I worked the piston back and forth several times to purge the air out.
|Posted on Wednesday, May 13, 2009 - 12:49 pm: ||
got mine back together last night just waiting on picking up the oil tonight. thanks you guys for your help.
|Posted on Tuesday, June 09, 2009 - 10:24 am: ||
ALTERATION to assembley:
30 Open reservoir by removing ring and bladder,
fill the body partially and stroke shock till oil comes out of orifice clear with no entrained air
31 fill the reservoir about ½ full
32 Collapse bladder and re install do not pressurize at this point there should be a
small amount of oil seeping as the bladder goes home, oil fill is about 350cc
IF the fill is right the reservoir end will be pushed against its retaining ring and you cant push it in you can rotate it.
|Posted on Tuesday, June 09, 2009 - 10:42 am: ||
Assembly of the spring to the can
put locking plate on shock and secure rod end up in a vice
1. Wiper into can
2. Outer sleeve into the can
3. Inner sleeve into spring
4. Spring and sleeve into the outer sleeve, check wiper
5. Spring seat radius is up and bears on the clip
6. place this over the shock body
7. place the shock into the press set it against the locking plate fitting in the opening
8. place the pipe sleeve over eye end
9. set and square up press plate
10. finger tighten nuts
11. press spring keeper and spring down and over shock body
12. fit locking ring (wire. [over body] in the mouth of the pressing tool )

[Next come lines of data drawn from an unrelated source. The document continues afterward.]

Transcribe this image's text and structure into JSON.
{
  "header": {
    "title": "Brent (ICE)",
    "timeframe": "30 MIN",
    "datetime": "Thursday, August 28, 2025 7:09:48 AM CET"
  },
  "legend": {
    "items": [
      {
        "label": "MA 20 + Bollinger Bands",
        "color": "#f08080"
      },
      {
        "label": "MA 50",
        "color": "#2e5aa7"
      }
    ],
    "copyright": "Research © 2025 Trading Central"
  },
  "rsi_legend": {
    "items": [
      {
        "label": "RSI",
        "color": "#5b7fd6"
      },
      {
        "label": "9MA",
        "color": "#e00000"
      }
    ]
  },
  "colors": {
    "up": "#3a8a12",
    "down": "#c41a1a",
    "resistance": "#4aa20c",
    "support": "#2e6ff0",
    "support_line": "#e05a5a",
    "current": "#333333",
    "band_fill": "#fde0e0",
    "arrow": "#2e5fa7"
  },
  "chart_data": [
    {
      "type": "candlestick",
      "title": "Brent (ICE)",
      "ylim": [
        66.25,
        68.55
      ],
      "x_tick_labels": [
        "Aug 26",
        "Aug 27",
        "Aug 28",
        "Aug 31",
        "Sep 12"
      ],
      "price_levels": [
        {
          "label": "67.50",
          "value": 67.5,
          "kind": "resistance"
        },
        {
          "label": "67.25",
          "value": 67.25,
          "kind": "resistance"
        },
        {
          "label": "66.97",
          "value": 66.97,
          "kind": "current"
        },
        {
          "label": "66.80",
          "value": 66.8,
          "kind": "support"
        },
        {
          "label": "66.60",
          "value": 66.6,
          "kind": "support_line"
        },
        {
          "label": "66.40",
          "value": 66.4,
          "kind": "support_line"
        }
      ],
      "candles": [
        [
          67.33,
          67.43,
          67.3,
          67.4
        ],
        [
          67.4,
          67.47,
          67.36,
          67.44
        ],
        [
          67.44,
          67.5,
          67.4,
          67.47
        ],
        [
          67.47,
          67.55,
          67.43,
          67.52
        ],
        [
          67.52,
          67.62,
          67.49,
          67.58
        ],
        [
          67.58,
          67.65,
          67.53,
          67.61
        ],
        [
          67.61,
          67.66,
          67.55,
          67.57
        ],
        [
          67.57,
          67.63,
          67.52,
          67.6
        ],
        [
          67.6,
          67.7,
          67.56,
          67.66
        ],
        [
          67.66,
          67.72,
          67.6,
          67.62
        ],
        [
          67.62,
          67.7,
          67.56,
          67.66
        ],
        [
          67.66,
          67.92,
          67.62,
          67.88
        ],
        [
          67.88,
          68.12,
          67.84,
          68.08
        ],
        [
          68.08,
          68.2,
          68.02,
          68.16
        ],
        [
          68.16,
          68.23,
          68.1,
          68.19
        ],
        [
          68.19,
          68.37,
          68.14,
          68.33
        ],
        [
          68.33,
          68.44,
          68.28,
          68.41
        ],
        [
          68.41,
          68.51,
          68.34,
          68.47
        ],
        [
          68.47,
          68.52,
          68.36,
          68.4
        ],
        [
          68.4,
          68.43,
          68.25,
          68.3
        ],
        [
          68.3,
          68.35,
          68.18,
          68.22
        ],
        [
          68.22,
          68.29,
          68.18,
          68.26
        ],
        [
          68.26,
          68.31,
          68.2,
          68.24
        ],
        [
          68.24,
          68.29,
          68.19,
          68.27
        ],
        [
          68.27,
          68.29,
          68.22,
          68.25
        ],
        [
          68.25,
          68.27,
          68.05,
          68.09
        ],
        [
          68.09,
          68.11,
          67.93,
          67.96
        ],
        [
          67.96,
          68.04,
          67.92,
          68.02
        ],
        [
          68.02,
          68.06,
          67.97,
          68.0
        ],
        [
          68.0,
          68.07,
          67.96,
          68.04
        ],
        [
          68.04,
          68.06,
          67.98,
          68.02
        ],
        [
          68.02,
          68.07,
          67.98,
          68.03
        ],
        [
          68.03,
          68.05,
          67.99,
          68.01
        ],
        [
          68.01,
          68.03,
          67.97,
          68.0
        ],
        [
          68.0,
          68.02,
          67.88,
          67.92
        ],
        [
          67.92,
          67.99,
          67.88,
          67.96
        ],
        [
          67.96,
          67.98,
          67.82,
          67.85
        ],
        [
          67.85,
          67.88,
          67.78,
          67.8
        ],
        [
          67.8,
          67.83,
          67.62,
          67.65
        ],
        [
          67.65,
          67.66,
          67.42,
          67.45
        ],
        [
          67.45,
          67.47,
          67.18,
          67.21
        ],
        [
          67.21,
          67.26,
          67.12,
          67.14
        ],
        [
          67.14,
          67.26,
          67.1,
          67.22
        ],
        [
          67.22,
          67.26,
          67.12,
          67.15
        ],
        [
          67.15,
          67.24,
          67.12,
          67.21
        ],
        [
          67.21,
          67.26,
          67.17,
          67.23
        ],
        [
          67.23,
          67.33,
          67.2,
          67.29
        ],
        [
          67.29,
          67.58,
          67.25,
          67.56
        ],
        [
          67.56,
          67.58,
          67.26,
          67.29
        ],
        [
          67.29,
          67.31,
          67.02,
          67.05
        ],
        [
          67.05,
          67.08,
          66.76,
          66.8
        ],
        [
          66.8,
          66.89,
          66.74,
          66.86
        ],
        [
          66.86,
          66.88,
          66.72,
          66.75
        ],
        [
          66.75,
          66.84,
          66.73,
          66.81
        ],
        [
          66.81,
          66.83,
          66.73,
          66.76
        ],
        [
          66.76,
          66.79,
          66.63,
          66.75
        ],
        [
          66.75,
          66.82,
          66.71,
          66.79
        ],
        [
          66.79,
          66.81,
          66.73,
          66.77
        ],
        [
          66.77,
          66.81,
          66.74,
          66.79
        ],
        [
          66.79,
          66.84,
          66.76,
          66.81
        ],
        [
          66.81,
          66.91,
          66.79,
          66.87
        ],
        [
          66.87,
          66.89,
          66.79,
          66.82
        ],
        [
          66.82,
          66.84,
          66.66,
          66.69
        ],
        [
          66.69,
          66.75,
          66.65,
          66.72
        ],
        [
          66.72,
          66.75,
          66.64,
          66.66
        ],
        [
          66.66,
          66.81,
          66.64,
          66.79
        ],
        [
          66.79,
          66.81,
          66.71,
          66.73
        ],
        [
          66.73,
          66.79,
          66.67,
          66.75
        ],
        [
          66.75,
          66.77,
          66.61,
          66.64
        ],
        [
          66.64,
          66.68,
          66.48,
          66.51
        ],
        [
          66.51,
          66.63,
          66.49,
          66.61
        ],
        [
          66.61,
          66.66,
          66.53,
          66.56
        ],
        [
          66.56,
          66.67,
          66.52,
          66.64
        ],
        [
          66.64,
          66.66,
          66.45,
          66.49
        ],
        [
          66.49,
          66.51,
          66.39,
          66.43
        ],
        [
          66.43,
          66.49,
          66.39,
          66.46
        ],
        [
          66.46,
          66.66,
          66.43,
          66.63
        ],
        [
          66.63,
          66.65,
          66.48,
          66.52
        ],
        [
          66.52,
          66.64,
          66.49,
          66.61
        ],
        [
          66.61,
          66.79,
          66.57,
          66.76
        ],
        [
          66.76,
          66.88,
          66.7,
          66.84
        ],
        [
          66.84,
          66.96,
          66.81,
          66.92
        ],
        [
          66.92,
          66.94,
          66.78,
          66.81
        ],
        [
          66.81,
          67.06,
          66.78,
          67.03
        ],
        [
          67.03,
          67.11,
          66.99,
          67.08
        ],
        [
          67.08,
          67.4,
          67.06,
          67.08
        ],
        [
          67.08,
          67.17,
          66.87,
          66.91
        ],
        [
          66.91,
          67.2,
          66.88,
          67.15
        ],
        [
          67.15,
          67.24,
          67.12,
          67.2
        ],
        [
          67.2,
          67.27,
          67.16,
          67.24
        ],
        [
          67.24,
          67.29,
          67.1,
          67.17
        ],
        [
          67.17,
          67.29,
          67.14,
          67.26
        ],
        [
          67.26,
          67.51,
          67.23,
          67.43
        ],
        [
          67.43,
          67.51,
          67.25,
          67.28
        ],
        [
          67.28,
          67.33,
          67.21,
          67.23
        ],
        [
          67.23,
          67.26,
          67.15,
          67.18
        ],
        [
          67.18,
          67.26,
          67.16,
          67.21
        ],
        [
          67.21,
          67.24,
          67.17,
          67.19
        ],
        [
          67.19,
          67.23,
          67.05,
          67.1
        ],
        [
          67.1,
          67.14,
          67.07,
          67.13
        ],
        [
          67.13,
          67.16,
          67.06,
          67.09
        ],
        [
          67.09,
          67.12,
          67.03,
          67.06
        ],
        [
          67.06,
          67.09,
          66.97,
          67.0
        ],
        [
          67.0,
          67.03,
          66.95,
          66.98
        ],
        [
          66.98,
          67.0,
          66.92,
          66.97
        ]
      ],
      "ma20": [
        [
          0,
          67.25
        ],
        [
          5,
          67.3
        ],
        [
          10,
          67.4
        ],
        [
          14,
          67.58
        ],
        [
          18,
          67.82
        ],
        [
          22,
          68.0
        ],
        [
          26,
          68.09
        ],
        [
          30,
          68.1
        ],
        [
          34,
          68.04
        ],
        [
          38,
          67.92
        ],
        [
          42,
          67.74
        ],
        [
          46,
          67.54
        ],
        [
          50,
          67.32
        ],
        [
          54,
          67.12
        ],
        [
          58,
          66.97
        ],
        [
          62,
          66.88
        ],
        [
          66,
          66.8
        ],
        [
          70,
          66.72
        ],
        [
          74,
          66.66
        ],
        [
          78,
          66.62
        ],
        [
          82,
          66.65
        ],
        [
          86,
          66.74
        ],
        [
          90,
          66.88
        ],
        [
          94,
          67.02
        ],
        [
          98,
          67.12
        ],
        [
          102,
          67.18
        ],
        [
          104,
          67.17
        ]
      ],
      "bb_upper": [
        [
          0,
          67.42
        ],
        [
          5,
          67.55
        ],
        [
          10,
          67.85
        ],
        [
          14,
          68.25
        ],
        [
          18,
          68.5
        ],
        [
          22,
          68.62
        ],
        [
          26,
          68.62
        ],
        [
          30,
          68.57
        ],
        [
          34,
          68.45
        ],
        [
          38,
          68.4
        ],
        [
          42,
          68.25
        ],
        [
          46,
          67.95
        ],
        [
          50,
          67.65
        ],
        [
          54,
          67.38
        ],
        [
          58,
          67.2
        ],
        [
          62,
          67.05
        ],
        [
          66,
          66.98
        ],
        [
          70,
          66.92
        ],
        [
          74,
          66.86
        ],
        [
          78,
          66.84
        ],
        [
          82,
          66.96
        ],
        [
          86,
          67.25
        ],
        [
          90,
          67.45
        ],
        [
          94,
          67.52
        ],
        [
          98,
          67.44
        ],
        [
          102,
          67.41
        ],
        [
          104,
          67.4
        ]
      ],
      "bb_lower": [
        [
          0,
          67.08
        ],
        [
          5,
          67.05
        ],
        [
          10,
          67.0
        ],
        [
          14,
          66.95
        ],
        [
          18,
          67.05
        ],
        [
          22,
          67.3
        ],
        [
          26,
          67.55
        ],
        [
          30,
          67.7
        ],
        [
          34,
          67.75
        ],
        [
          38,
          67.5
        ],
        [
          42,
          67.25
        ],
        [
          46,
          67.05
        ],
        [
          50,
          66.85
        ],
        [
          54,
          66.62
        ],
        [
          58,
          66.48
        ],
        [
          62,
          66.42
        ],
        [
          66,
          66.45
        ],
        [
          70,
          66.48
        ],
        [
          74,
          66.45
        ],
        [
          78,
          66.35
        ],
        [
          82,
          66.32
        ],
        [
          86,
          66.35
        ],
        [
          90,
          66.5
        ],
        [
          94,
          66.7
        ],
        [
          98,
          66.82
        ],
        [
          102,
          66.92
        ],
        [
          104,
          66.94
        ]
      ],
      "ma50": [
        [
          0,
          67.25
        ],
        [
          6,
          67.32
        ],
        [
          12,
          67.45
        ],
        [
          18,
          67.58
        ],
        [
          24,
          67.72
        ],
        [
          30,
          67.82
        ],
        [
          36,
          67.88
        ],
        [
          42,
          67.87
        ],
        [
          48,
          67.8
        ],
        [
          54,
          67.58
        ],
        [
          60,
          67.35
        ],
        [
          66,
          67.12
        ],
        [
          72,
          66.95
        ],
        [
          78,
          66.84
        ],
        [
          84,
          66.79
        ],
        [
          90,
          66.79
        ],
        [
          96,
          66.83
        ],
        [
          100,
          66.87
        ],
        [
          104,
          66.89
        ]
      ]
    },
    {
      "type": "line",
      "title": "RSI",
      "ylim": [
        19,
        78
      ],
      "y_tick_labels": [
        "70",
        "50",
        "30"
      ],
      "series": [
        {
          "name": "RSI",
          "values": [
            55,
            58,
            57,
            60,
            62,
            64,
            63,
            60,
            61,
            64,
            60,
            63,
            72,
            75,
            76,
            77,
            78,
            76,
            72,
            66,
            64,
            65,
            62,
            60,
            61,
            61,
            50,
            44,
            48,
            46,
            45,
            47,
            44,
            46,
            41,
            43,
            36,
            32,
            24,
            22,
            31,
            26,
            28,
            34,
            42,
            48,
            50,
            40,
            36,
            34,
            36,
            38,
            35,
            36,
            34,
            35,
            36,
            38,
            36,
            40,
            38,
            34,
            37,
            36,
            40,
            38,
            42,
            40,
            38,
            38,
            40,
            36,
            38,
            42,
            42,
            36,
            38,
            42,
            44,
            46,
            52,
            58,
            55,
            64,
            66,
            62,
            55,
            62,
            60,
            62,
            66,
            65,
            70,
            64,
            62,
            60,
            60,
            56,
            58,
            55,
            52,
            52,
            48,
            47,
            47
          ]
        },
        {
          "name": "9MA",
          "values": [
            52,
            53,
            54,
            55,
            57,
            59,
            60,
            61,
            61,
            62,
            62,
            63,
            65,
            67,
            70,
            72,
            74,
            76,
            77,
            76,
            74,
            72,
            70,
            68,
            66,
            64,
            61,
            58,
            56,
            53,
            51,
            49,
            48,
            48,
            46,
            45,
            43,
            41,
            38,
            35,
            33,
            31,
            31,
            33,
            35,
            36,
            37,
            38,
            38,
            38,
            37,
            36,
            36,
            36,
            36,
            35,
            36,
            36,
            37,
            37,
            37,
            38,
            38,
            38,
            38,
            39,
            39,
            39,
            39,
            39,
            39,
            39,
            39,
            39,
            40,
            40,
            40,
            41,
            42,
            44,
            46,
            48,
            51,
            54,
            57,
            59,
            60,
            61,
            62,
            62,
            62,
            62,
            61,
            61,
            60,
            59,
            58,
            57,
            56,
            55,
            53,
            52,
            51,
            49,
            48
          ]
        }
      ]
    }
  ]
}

13. loosen press plate slightly to catch wire in collar ( radiused side up on the collar )
14. remove lock plate
15. loosen press plate spring can will rest against the hose fitting on the side of the body
16. install the nut plate and screw on it till it stops push the moving eye end down and fit this in the spring can.
17. fit press plate and tool
18. press down and fit last lock ring the spring is assembled
the internal spring collar, the wire ring should be checked and made sure that it snaps on the shock body and stays in its grove, putting it in place is a bit of a challenge
( this wire ring retains the spring on the shock body! )
I tried to assemble the shock on the lock plate and I could not line the plate and the can up to fit them, also the pressure that the spring exerts on the fitting is not much so its not as much of a concern as I initially thought it might be,
I pressurized the shock with compressed air, the hose end of the reservoir would turn before I did this, not after ward.
I will have to seek out a shop to fill it with nitrogen the shop needs a controls connect release device for this.
I hope that this helps with seal replacement and oil change.
I will set the ride height soon and the tools will be available to borrow.
Note I made a revision on the assembley,
the shock can be purged of air by removing the bladder end of the reserviour and working the shock until the oil fills and empties the resi body with no bubbles you will want to tip the fitting up so its the high point, again fill the resi about 1/2 full and squeeze the bladder some, re assemble and after spring install re charge, compressed air is probably OK as the bladder seprates it from the oil, and as hard as you may try you will have a little air in the oil.
|Posted on Monday, March 08, 2010 - 12:24 pm: ||
|Posted on Sunday, May 29, 2011 - 10:06 pm: ||
Bump again for excellent information.
Thanks guys for your knowledge and the pictures are helpful too.